Есть все основания думать, что найден многообещающий путь, который в интересах нашей науки надо проследить до конца. Поэтому я решился написать Вам, чтобы получить авторитетные указания, как человеку в моем положении надлежит теперь поступать.
Но перед тем как уточнить мой вопрос, я хочу Вам рассказать еще о некоторых интересных проблемах, к которым можно будет приступить, используя найденное мною явление. Вот самые главные из них.
Найденный мною процесс лучеиспускания с плоскости обратим и имеет высокий кпд, поэтому он не только позволяет трансформировать электрическую мощность в энергетический пучок, но и обратно. Его можно использовать для того, чтобы преобразовывать электромагнитное излучение в обычную электроэнергию. Этим открывается реальная возможность осуществить передачу значительных мощностей на расстояние без проводов. <…>
Конечно, полное решение каждой из этих проблем потребует много времени и энергии, и я не в силах браться за разрешение их всех. Дай бог осуществить начатую с пучками. Если я Вам пишу о них, то только чтобы показать значимость круга проблем на очереди в современной электронике, понимая под словом «электроника» все те процессы электротехники, где электричество распространяется помимо проводов.
Мне думается, что электроника наших дней находится в том же положении, в каком была электротехника в середине прошлого века. Тогда практическое использование распространения электричества по проводам началось с развития электросвязи, и, только когда научились создавать электромашины большой мощности, она стала основным методом передачи энергии на расстояние и привела к электрификации стран. Теперь мы широко пользуемся электроникой только для радиосвязи, так как пока не умеем оперировать с большими мощностями. С полной ответственностью можно предсказать, что передовой электротехникой второй половины нашего века будет электроника больших мощностей, она будет заниматься решением проблем, аналогичных только что описанным. Сделанная мною работа лежит у истоков этого пути, вот почему ей можно придать даже принципиальное значение.
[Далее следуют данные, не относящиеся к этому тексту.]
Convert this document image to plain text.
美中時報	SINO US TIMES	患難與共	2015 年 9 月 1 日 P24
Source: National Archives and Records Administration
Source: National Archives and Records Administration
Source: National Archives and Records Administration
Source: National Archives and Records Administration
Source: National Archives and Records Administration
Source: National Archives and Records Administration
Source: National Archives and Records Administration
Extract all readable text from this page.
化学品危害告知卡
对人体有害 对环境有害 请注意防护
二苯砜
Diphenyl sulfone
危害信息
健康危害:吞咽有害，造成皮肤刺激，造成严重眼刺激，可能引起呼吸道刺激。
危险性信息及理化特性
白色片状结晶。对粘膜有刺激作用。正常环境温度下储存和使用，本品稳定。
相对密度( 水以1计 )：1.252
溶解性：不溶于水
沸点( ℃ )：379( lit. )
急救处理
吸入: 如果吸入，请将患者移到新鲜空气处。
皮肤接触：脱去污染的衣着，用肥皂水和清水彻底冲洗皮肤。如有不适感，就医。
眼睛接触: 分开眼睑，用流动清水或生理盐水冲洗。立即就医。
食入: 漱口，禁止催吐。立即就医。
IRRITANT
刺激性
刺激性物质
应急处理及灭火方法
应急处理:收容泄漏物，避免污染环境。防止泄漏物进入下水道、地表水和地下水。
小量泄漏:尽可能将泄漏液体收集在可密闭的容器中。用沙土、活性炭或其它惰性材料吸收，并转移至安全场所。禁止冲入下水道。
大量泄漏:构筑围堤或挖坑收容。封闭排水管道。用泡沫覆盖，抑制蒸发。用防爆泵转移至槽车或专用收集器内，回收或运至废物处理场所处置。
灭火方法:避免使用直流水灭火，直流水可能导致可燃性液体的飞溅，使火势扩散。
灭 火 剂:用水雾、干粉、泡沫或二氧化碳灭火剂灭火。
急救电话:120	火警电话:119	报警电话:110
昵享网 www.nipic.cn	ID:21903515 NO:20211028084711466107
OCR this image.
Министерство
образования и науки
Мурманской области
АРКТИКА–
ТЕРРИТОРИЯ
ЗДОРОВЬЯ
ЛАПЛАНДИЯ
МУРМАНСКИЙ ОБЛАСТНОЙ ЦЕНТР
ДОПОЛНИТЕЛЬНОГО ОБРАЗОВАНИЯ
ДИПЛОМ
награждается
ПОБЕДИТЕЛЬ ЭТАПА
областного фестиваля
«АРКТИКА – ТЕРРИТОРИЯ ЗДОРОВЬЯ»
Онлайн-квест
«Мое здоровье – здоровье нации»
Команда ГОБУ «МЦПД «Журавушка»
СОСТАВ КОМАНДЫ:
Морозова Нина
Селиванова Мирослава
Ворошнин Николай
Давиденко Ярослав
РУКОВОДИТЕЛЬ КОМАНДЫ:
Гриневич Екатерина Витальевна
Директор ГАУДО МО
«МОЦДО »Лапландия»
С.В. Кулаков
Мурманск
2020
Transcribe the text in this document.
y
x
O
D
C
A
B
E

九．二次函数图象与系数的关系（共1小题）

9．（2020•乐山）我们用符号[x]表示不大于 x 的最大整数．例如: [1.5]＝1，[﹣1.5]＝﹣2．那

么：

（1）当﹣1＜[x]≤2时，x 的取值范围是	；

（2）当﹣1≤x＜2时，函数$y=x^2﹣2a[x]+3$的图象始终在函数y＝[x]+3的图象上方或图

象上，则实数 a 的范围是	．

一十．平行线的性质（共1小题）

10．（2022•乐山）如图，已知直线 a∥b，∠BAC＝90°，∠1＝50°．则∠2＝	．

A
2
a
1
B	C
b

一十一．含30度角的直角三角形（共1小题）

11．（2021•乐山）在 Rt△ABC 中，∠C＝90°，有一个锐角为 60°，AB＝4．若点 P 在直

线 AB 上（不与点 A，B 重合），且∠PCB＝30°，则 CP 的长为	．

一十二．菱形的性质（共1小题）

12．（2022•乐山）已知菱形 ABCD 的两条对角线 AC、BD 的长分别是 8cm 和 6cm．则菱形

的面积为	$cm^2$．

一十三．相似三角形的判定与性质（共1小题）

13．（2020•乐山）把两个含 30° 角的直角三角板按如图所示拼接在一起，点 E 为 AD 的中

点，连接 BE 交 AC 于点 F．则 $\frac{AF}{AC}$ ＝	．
Возвращаюсь к вопросу о дальнейшей судьбе работы, о которой я пишу.
Найти и понять новое явление есть самое интересное и увлекательное в работе ученого, но убедить только себя в значимости своей научной работы – это не есть еще научное достижение.
Поэтому, во-первых, мне надо получить признание моих достижений у ученых, чтобы они использовались в науке, и, во-вторых, проверить значимость изысканий, применив их на деле. Но при создавшемся для меня положении выполнить эти два условия почти невозможно. [Выполнить] первое было бы просто. Я бы, конечно, настоятельно просил разрешения опубликовать свои теоретические и экспериментальные работы, не будь настоящего международного положения, которое заставляет нас держать, нередко даже во вред себе, наши научные достижения в секрете[213].
Второе, т. е. практическое осуществление, затрудняется теми ограниченными возможностями, которыми я располагаю. <…>
Несомненно, главная трудность, стоящая на пути к нормальному развитию моих работ, находится в опальности моего положения, при которой мне невозможно организовать здоровую коллективную работу. Это я ясно понял на опыте моей профессуры в МГУ. Когда три года тому назад я получил кафедру на ФТФ[214], то главная моя трудность была в подборе основных кадров, никто из мало-мальски ценных работников не решался ко мне идти, так как не рисковал связывать свою судьбу с моим опальным положением. Так, например, я предлагал трем молодым физикам, двое из них даже мои ученики (Шальников и Андроников[215]), быть моим заместителем, но все они уклонились. За два года моей работы в ФТФ. мне не только не удалось подобрать достаточно квалифицированных кадров, с которыми можно было начать научную работу, но даже мало-мальски оригинальные лекционные эксперименты и те не удавалось удовлетворительно налаживать. Бывали случаи, когда, в отчаянии, я у себя дома, своими руками, делал приборы для демонстрации и приносил их с собой на лекции.
Нельзя винить людей, что они не шли ко мне; как они сами говорили, они не чувствовали, что мое положение на факультете прочно. И действительно, после двух лет работы я получил от проректора (ак. Христиановича) письмо, что за непосещение собрания в честь семидесятилетия товарища Сталина я буду уволен, мое письменное объяснение, почему я не мог быть, было признано неубедительным, и в том же месяце меня уволили[216].